Paris-based automotive supplier Valeo SA is teaming up with Japan's Ichikoh Industries Ltd. to create a worldwide lighting team worth more than $1.8 billion. Valeo and Tokyo-based Ichikoh signed a memorandum of understanding April 17 to form an equity alliance that will allow each company access to production and technology operations with their partner.
Together, the companies will operate 23 lighting operations around the world — 11 in Europe, eight in Asia and four in North and South America.
Exterior auto lighting is made primarily of plastic, with polycarbonate and acrylic used in the process.
"In terms of global vehicle production, many of our customers want to deal with just one company," Valeo spokeswoman Chandra Lewis said in a telephone interview from the firm's office in Auburn Hills, Mich. "They want consistency."
The agreement, slated for completion by July 1, allows each company to buy a 20 percent stake in the other.

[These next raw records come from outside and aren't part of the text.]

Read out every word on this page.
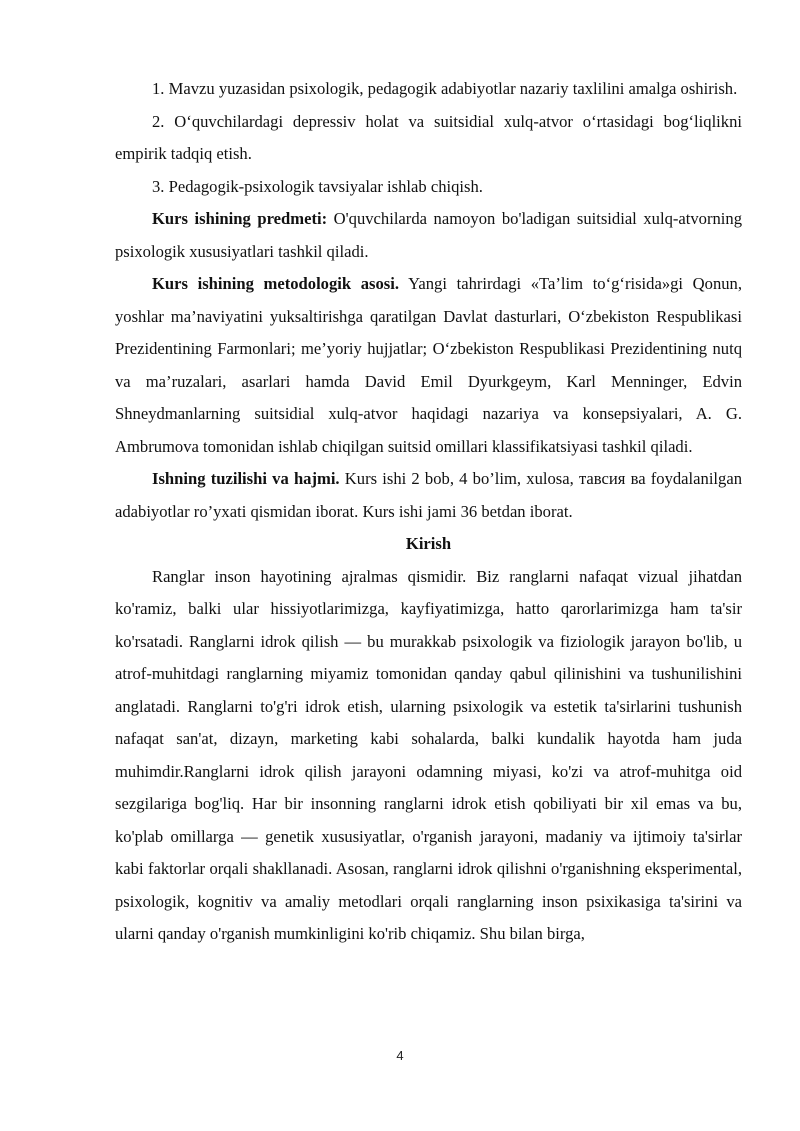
1. Mavzu yuzasidan psixologik, pedagogik adabiyotlar nazariy taxlilini amalga oshirish.

2. O‘quvchilardagi depressiv holat va suitsidial xulq-atvor o‘rtasidagi bog‘liqlikni empirik tadqiq etish.

3. Pedagogik-psixologik tavsiyalar ishlab chiqish.

Kurs ishining predmeti: O'quvchilarda namoyon bo'ladigan suitsidial xulq-atvorning psixologik xususiyatlari tashkil qiladi.

Kurs ishining metodologik asosi. Yangi tahrirdagi «Ta’lim to‘g‘risida»gi Qonun, yoshlar ma’naviyatini yuksaltirishga qaratilgan Davlat dasturlari, O‘zbekiston Respublikasi Prezidentining Farmonlari; me’yoriy hujjatlar; O‘zbekiston Respublikasi Prezidentining nutq va ma’ruzalari, asarlari hamda David Emil Dyurkgeym, Karl Menninger, Edvin Shneydmanlarning suitsidial xulq-atvor haqidagi nazariya va konsepsiyalari, A. G. Ambrumova tomonidan ishlab chiqilgan suitsid omillari klassifikatsiyasi tashkil qiladi.

Ishning tuzilishi va hajmi. Kurs ishi 2 bob, 4 bo’lim, xulosa, тавсия ва foydalanilgan adabiyotlar ro’yxati qismidan iborat. Kurs ishi jami 36 betdan iborat.

Kirish

Ranglar inson hayotining ajralmas qismidir. Biz ranglarni nafaqat vizual jihatdan ko'ramiz, balki ular hissiyotlarimizga, kayfiyatimizga, hatto qarorlarimizga ham ta'sir ko'rsatadi. Ranglarni idrok qilish — bu murakkab psixologik va fiziologik jarayon bo'lib, u atrof-muhitdagi ranglarning miyamiz tomonidan qanday qabul qilinishini va tushunilishini anglatadi. Ranglarni to'g'ri idrok etish, ularning psixologik va estetik ta'sirlarini tushunish nafaqat san'at, dizayn, marketing kabi sohalarda, balki kundalik hayotda ham juda muhimdir.Ranglarni idrok qilish jarayoni odamning miyasi, ko'zi va atrof-muhitga oid sezgilariga bog'liq. Har bir insonning ranglarni idrok etish qobiliyati bir xil emas va bu, ko'plab omillarga — genetik xususiyatlar, o'rganish jarayoni, madaniy va ijtimoiy ta'sirlar kabi faktorlar orqali shakllanadi. Asosan, ranglarni idrok qilishni o'rganishning eksperimental, psixologik, kognitiv va amaliy metodlari orqali ranglarning inson psixikasiga ta'sirini va ularni qanday o'rganish mumkinligini ko'rib chiqamiz. Shu bilan birga,

4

It gives Valeo its first link in Japan, while providing Ichikoh with its initial European operation.
"It seems on the surface to be a very good relationship," said Greg Janicki, vice president of automotive consultants CSM Worldwide Corp. of Northville, Mich.
The agreement brings together several pieces of the lighting puzzle for the two companies.

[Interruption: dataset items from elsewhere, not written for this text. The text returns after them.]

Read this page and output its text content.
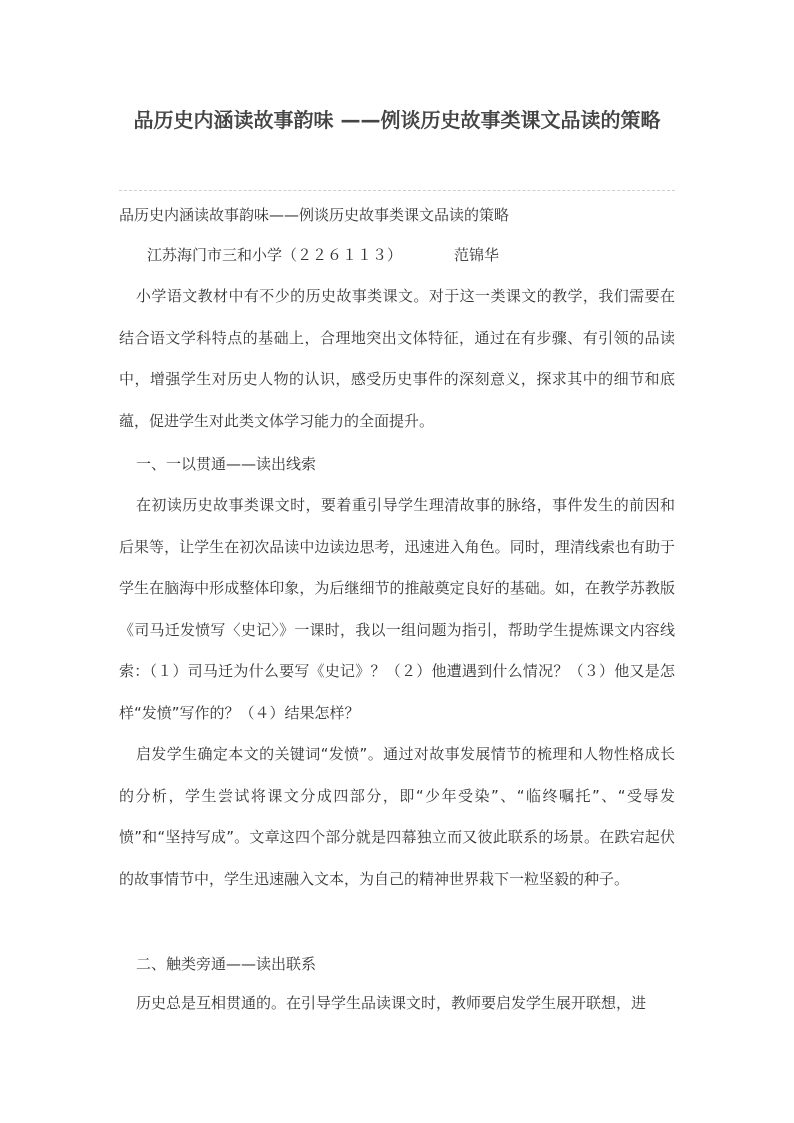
品历史内涵读故事韵味 ——例谈历史故事类课文品读的策略

品历史内涵读故事韵味——例谈历史故事类课文品读的策略

江苏海门市三和小学（２２６１１３）	范锦华

小学语文教材中有不少的历史故事类课文。对于这一类课文的教学，我们需要在结合语文学科特点的基础上，合理地突出文体特征，通过在有步骤、有引领的品读中，增强学生对历史人物的认识，感受历史事件的深刻意义，探求其中的细节和底蕴，促进学生对此类文体学习能力的全面提升。

一、一以贯通——读出线索

在初读历史故事类课文时，要着重引导学生理清故事的脉络，事件发生的前因和后果等，让学生在初次品读中边读边思考，迅速进入角色。同时，理清线索也有助于学生在脑海中形成整体印象，为后继细节的推敲奠定良好的基础。如，在教学苏教版《司马迁发愤写〈史记〉》一课时，我以一组问题为指引，帮助学生提炼课文内容线索：（１）司马迁为什么要写《史记》？（２）他遭遇到什么情况？（３）他又是怎样“发愤”写作的？（４）结果怎样？

启发学生确定本文的关键词“发愤”。通过对故事发展情节的梳理和人物性格成长的分析，学生尝试将课文分成四部分，即“少年受染”、“临终嘱托”、“受辱发愤”和“坚持写成”。文章这四个部分就是四幕独立而又彼此联系的场景。在跌宕起伏的故事情节中，学生迅速融入文本，为自己的精神世界栽下一粒坚毅的种子。

二、触类旁通——读出联系

历史总是互相贯通的。在引导学生品读课文时，教师要启发学生展开联想，进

Valeo is a major link for France's Renault SA, responsible for 65 percent of the automakers' lighting programs.
Renault controls Nissan Motor Co., owning more than 36 percent of the business. Ichikoh provides more than a quarter of the headlights made in Japan, with Nissan and Toyota Motor Corp. as its main customers there.
In North America, Valeo is a 50-50 partner in Valeo Sylvania Lighting Systems, along with Osram GmbH of Munich, Germany. Valeo Sylvania of Seymour, Ind., is the fourth-largest supplier of headlamps in North America, and the eighth-largest taillight supplier, Janicki noted.

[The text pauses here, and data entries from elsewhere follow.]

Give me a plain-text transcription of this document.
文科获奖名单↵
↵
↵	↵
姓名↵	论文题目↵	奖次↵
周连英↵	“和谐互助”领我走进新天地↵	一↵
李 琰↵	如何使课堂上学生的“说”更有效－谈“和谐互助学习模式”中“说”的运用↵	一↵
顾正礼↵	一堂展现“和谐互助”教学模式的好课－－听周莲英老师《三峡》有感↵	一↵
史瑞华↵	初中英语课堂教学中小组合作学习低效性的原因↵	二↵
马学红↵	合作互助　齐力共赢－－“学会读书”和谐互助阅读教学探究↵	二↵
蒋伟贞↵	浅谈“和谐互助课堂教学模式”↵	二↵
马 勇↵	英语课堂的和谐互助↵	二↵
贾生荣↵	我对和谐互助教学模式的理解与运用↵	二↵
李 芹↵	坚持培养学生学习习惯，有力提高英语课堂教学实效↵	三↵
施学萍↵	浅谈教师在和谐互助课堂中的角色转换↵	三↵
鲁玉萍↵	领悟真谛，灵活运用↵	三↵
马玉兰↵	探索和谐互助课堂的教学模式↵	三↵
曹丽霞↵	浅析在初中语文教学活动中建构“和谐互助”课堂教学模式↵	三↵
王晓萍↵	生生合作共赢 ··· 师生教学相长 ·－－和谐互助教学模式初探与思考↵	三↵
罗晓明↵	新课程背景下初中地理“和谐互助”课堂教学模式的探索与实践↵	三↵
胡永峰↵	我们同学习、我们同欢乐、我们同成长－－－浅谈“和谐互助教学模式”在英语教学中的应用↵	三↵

Ichikoh, meanwhile, owns 10 percent of North American Lighting of Farmington Hills, Mich., which provides 97 percent of Nissan's headlights on North American-built models.
At the same time the two companies link their supply chains, automakers are aiming to reduce their supplier base. Nissan announced plans last year to cut the number of its suppliers to 600 from more than 1,100.
"Nissan is very serious about looking at its source base," Janicki said.
By joining forces, the two companies can better establish themselves as one of those suppliers left standing following the shakeout, he said.
"Not only can we offer customers a global base, but through the sharing of ideas, we can add more value," Lewis said.